Eu, o trânsito e o Recife ( a única ménage à trois possível dos dias modernos)!

Posso me imaginar, tranquilamente, abandonando o carro no meio de um engarrafamento da Agamenon. Ou da Domingos Ferreira, ou em qualquer lugar do Recife. Já esgotada minhas fontes de entretenimento para longos períodos de espera (lixa de unha, palavra cruzada, mp3, conversa com amigos imaginários e curso de auto maquiagem entre a primeira e a segunda marcha) estou preparada para me inscrever num supletivo à distância que ensina como utilizar seu tempo ocioso num espaço relativamente pequeno: o carro.
Não, esse curso ainda não existe, mas quem inventar vai ficar rico.
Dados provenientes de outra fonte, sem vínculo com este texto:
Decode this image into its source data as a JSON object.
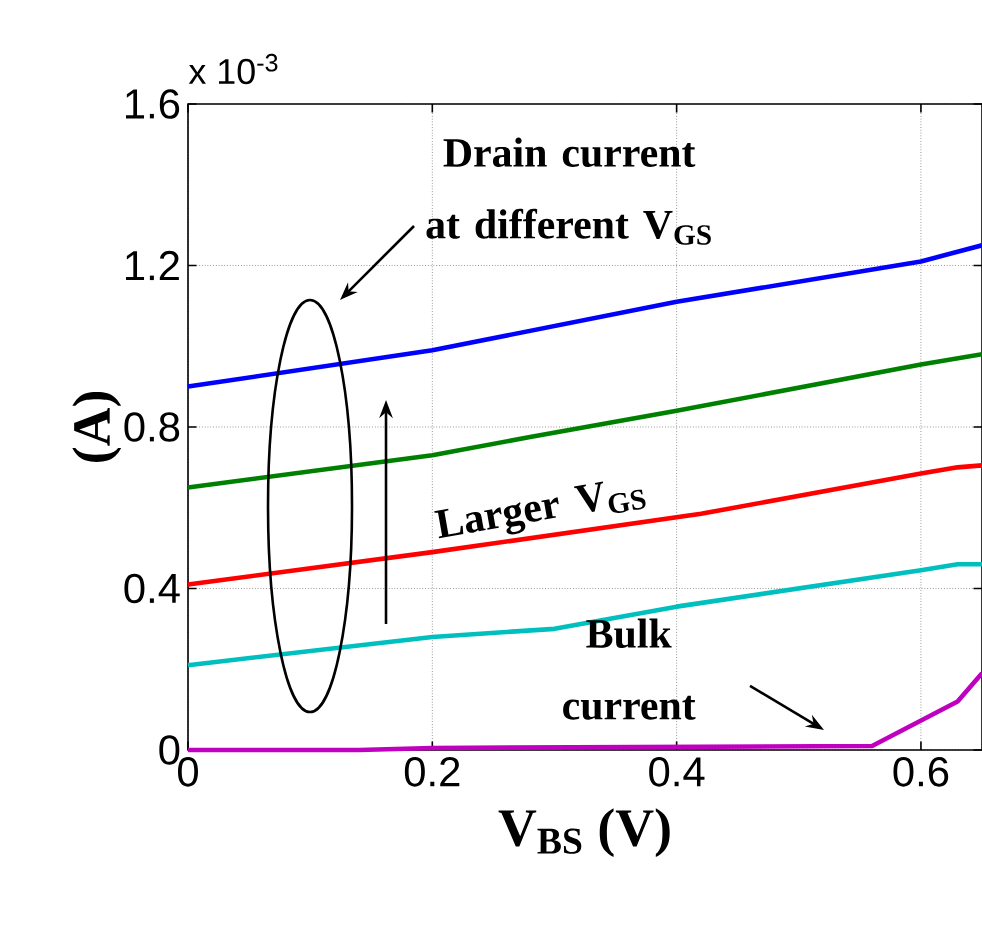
{
  "chart_data": {
    "type": "line",
    "xlabel": "V$_{BS}$ (V)",
    "ylabel": "(A)",
    "series": [
      {
        "color": "#0000ff",
        "x": [
          0,
          0.2,
          0.4,
          0.6,
          0.65
        ],
        "values": [
          0.9,
          0.99,
          1.11,
          1.21,
          1.25
        ]
      },
      {
        "color": "#008000",
        "x": [
          0,
          0.2,
          0.28,
          0.4,
          0.6,
          0.65
        ],
        "values": [
          0.65,
          0.73,
          0.775,
          0.84,
          0.955,
          0.98
        ]
      },
      {
        "color": "#ff0000",
        "x": [
          0,
          0.2,
          0.42,
          0.6,
          0.63,
          0.65
        ],
        "values": [
          0.41,
          0.49,
          0.585,
          0.685,
          0.7,
          0.705
        ]
      },
      {
        "color": "#00bfbf",
        "x": [
          0,
          0.2,
          0.3,
          0.4,
          0.6,
          0.63,
          0.65
        ],
        "values": [
          0.21,
          0.28,
          0.3,
          0.355,
          0.445,
          0.46,
          0.46
        ]
      },
      {
        "color": "#bf00bf",
        "x": [
          0,
          0.14,
          0.2,
          0.56,
          0.63,
          0.65
        ],
        "values": [
          0,
          0,
          0.005,
          0.01,
          0.12,
          0.19
        ]
      }
    ],
    "xlim": [
      0,
      0.65
    ],
    "ylim": [
      0,
      1.6
    ],
    "xticks": [
      0,
      0.2,
      0.4,
      0.6
    ],
    "yticks": [
      0,
      0.4,
      0.8,
      1.2,
      1.6
    ],
    "grid": true,
    "marker": "none",
    "line_style": "solid",
    "annotations": [
      "x 10$^{-3}$",
      "Drain current at different V$_{GS}$",
      "Larger V$_{GS}$",
      "Bulk current"
    ]
  }
}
Foi-se o tempo do saudoso horário do rush. Agora três da manhã tem trânsito intenso, incluindo engarrafamento de blitz do bafômetro. Duas da tarde é horário de pico e às 10 da manhã, só saia de casa de carro se for tirar sua mãe da forca. Que, neste caso, vai morrer enforcada pois você não conseguirá chegar a tempo de impedir o desastre.

Chegar atrasado e culpar o trânsito não cola mais desde, pelo menos, 2009. E não adianta buzinar, meu filho, porque o carro da frente do da frente do da frente, não vai andar só porque você buzinou. Até porque, o da frente dele também está parado.

Para ser pontual no Recife, só tem uma solução: acorde mais cedo!
E não adianta ser 15 minutos mais cedo não colega, porque outras 39 mil pessoas já tiveram essa ideia antes de você. Tem que ser uma hora mais cedo (caso o deslocamento aconteça dentro do mesmo bairro), uma hora e meia mais cedo (pra translados entre bairros) e duas horas mais cedo caso um dos bairros (o de chegada ou o de partida) seja Boa Viagem.

E enquanto aguardo pacientemente o carro da frente andar, observo os ciclistas.
Ao mesmo tempo que tenho inveja dos ciclistas, temo pela vida deles.
Ainda prefiro ler o Alcorão de trás pra frente num engarrafamento do que pagar de moderna preocupada com o nível de monóxido de carbono na atmosfera e ser atropelada, não pelo efeito estufa, mas por uma Hilux 4×4 de 16 válvulas.

Por falar em ciclistas, é engraçado como eles se dividem em dois grupos totalmente diferentes (fisicamente e ideologicamente).
O primeiro, que está super na moda, é o ciclista por opção. É o cara que tem carro, mas para evitar o derretimento das calotas polares, comprou uma bike de mil reais, E.P.Is adequados para a segurança e mochila nike para levar o terno. Mas, apesar do aparato, este tipo de ciclista é o inseguro. Ele titubeia para atravessar uma rua, para indeciso nos cruzamentos e sua bike treme um pouco mostrando instabilidade e pouca intimidade com aquele tipo de transporte. Admiro a coragem, juro.
O segundo tipo de ciclista é por falta de opção mesmo. O cara é mestre do obra, ou vigia de prédio, ou pintor de escritório, ou entregador de pizza. Mora longe e trabalha mais longe ainda. Sabe que não pode contar com o transporte público e, por isso, já nasceu numa bicicleta. O pai levava ele e os três irmãos na mesma bicicleta para a escola (que ele só fez até a quarta série) e de lá pra cá, ele passa mais tempo cruzando as ruas da cidade na sua magrela do que em casa com seus cinco filhos. Esse, apesar de não ter capacete, nem tênis fluorescente, passa pelos carros como quem passa pela vida: numa nice!
O problema é que, quando a Hilux aparece com pressa e na tpm, ela atropela um ou outro, sem discriminação de marca de bicicleta.

Assim sendo, continuo no meu carro, durante o engarrafamento. E agora, além de fazer a unha, a maquiagem e a palvra cruzada, faço também um estudo sócio-psicológico das categorias e estilos de ciclistas. Quando acabar minha tese, entrarei na análise dos motoqueiros porque engarrafamento e trânsito tem de sobra!